ISIS fails to take Iraq’s oil-rich Kirkuk
The Iraqi army and Kurdish peshmerga forces backed by the coalition air force on Wednesday repelled a major attack by the Islamic State of Iraq and Syria (ISIS) on the northern Iraqi city of Kirkuk, according to sources from the city.
“They are targeting Kirkuk and they want to control the oil sites,” said peshmerga Major General Westa Rasul, according to AFP.
The attack began early on Wednesday morning against three villages west of the city of Kirkuk, sparking fighting that lasted for hours, Rasul and two other officers said.
ISIS managed to seize one village, but Kurdish forces backed by air strikes later succeeded in retaking it.
One policeman and five peshmerga, including a colonel and the son of a Kurdish politician, were killed and 28 wounded in the fighting, officers and a doctor said.

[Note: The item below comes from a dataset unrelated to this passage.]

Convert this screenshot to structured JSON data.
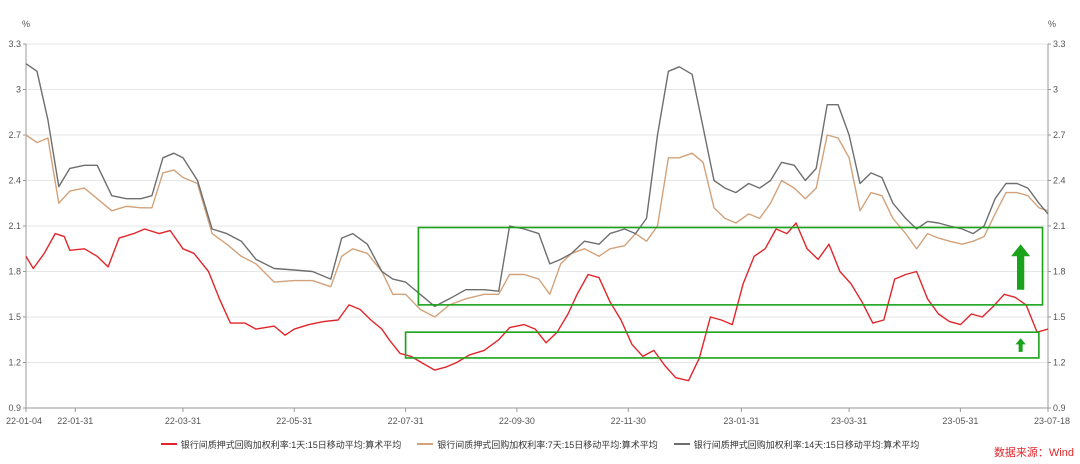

When federal security forces crumbled under the weight of the June offensive, Iraq’s autonomous Kurdish region took control of a swathe of disputed northern territory it wants to incorporate against Baghdad’s wishes.
But ISIS turned its attention north in August, driving Kurdish troops back toward their regional capital Arbil and helping spark the U.S.-led air campaign.
Backed by the strikes, Kurdish troops have regained territory from IS, but the group still holds parts of Kirkuk province and other northern areas.
Iraqi security forces and allied tribesmen also battled to defend the governor’s office in Anbar province capital Ramadi from an attack by ISIS, officers said.
“We are defending and protecting the governmental complex” in Ramadi, said police Colonel Hamid Shandukh, adding militants were within a few hundred meters (yards) of the governor’s office, according to AFP.
The fighting began when soldiers and police pulled back from Al-Hoz, an area that stretches from Ramadi’s south to its center, Shandukh said, adding the government complex area was now being defended by security forces and hundreds of tribesmen.
Another officer, Colonel Salah Arrak al-Alwani, also confirmed fighting in central Ramadi, and said it had been going on for nine hours, AFP reported.
“If we lose Anbar, that means we will lose Iraq,” the province’s governor, Ahmed al-Dulaimi, told al-Anbar television from Germany, where he is recovering after being wounded by a mortar round in September.
“I will very soon be with the tribes and the security forces in Anbar to fight” ISIS, Dulaimi said.
Parts of Ramadi and all of Fallujah, to its east, have been outside government control since the beginning of the year, but much more of the province has since been overrun by ISIS, prompting warnings it could fall completely.
Iraqi security forces wilted under the initial June ISIS onslaught, but are now backed by U.S.-led air strikes, international advisers, Shiite militiamen and Sunni tribes, and have begun to claw back some areas.
Kurdish peshmerga forces have also battled ISIS across a front stretching from the border with Syria to Iran, sometimes in concert with federal forces and other times alone.